Audio By Carbonatix
A former Minister of Finance, Dr Mohammed Amin Adam, is pushing for the enactment of laws that will prevent the country from borrowing for consumption.
The former minister stated, “So I recommend that the government should introduce what is called the ‘golden rule’ by law in Britain, which prohibits us from borrowing for consumption.”
His remarks were part of a statement delivered during the parliamentary debate on the 2026 Budget.
Dr Amin Adam noted that although Ghana’s public financial management framework already prohibits the virement of capital expenditure to recurrent expenditure, it does not explicitly prevent borrowing for consumption.
He stressed that it is time for the country to review how revenue allocations are tied to expenditure in the national budget.
“If we have to focus on capital investment going forward, then this is the way to go, please,” he added.

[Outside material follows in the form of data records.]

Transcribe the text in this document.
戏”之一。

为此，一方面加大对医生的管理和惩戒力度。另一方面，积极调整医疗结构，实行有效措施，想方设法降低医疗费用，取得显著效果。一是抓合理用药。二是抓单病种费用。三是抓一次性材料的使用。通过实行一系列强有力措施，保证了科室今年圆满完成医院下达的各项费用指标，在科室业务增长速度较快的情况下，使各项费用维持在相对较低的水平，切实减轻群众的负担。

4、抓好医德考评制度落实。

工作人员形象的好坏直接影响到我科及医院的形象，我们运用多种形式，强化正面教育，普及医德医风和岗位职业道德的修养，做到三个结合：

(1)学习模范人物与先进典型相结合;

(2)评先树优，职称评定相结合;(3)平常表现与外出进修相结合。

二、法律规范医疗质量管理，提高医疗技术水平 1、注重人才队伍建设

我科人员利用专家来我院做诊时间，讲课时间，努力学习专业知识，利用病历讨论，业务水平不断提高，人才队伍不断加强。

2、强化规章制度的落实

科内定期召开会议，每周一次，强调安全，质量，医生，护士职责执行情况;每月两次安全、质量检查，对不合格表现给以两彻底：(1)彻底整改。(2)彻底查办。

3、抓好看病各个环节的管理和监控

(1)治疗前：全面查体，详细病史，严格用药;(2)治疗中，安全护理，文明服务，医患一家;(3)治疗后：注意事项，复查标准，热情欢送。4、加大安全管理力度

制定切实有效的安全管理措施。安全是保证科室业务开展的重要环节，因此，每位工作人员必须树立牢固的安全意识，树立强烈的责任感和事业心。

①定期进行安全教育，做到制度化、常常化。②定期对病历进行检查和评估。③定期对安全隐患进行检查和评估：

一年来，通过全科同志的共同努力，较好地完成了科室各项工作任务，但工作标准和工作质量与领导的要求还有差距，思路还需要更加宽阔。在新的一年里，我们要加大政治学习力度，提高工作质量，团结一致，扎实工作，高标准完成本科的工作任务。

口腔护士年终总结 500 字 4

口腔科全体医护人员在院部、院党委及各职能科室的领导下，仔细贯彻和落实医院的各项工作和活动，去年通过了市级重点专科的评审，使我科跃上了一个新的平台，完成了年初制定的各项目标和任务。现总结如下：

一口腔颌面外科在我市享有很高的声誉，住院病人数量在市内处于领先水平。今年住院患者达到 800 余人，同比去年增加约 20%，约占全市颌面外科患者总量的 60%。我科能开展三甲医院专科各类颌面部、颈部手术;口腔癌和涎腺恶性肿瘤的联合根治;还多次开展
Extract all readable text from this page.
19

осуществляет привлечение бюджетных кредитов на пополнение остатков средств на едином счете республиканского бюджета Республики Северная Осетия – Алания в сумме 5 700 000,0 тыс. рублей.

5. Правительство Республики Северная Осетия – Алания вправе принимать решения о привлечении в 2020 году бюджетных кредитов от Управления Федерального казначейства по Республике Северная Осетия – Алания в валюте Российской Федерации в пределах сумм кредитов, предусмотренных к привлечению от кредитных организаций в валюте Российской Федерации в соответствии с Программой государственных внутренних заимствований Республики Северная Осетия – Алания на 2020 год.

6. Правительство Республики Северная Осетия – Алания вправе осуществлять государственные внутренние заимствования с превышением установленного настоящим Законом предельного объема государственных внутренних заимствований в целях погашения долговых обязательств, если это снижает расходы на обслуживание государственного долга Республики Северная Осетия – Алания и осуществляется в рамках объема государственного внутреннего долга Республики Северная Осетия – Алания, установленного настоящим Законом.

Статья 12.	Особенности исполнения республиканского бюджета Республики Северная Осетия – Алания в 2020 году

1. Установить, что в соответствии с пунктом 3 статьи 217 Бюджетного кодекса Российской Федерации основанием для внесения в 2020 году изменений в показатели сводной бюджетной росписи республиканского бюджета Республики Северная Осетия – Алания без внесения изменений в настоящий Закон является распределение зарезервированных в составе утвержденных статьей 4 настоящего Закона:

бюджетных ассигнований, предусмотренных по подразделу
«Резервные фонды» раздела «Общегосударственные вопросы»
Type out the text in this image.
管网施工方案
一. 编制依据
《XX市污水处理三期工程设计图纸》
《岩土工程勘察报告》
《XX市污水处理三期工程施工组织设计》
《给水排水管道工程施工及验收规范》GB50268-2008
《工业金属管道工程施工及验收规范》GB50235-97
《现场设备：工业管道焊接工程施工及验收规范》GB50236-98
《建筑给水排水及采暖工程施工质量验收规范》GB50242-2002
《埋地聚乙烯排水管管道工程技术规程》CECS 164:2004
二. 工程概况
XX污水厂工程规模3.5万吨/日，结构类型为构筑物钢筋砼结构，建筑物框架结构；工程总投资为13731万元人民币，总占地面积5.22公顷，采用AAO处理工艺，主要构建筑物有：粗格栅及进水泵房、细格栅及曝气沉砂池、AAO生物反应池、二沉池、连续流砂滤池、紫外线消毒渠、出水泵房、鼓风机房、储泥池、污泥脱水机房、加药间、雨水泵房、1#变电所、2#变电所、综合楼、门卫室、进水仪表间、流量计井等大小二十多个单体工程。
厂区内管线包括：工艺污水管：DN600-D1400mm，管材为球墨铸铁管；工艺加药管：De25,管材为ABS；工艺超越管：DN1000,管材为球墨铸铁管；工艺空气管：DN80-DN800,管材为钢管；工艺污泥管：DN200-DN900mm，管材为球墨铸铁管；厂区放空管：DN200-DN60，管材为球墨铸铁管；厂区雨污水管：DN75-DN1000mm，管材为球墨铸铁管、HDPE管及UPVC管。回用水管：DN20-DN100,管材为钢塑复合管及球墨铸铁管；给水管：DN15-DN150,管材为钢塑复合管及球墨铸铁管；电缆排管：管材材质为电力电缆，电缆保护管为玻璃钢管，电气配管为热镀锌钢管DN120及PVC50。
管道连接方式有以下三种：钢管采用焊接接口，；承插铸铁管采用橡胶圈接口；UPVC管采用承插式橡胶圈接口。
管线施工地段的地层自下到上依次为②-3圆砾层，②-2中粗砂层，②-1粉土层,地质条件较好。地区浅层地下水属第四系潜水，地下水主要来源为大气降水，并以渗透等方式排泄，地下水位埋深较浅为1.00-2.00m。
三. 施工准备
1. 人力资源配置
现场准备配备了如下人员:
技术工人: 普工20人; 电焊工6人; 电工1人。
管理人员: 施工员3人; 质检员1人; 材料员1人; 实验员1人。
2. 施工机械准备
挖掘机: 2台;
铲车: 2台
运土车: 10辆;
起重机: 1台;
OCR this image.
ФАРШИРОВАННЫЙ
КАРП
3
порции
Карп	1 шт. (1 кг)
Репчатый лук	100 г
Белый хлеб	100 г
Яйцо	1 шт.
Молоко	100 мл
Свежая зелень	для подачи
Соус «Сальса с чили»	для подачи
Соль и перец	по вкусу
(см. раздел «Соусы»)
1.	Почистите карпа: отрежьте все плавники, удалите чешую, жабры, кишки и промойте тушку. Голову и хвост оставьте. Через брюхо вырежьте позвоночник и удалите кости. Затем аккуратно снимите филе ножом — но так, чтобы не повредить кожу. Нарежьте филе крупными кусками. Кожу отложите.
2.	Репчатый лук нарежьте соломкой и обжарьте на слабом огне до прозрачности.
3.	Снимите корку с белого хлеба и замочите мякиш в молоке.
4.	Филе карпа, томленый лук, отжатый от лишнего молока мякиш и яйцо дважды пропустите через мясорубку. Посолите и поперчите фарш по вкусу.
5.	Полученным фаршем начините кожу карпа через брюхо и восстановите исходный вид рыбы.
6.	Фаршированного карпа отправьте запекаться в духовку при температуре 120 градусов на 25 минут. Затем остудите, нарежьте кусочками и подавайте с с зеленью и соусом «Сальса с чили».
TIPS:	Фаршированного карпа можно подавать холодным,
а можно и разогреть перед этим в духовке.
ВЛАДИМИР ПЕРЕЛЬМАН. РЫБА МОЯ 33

The former minister argued that the practice of using both tax revenue and borrowed funds to finance components of the budget without distinguishing between recurrent and capital expenditure must end.
“This must stop; we should not borrow for consumption anymore,” he emphasised.
Growth and job creation
Dr Amin Adam also raised concerns about the lack of capital investment and how this continues to hinder economic transformation.
“Generally, our capital investments have been lower, and that is why we do not get real transformation,” he said.
He cited recent trends in capital expenditure: “The 2026 budget proposes 3.6% of GDP for capital spending. This is higher than the 1.5% of GDP proposed in 2025 but lower than the 4.6% we used in 2024.”
“That is why, in spite of the stability, the government is projecting the economy to grow at 4.8% in 2026,” he stated.
Regarding revenue mobilisation, the former minister also expressed worry about the country's revenue outlook for 2026.
He noted that “the 2025 revenue performance up to September shows that the system is struggling.”
He backed his argument with data from the budget:
- By end-September 2025, revenue and grants amounted to GH¢154.9 billion, equal to 11.1% of GDP.
- The full-year target is GH¢226.5 billion, equal to 16.0% of GDP.
“To hit that number, Q4 alone must deliver GH¢71.6bn, nearly 5% of GDP in one quarter,” he highlighted.
This means:
- Q4 would have to generate 32% of the entire year’s revenue.
- Q4 would need to be 40% bigger than the average quarter so far.
“We must ask, what policy, what compliance breakthrough, what structural shift and what magic supports such an extraordinary fourth quarter?” the former minister noted.
Dr Amin Adam cautioned that, given the country’s historical performance, the government may struggle to mobilise the required revenue for 2026, which is “the target that it has projected in the 2026 budget.”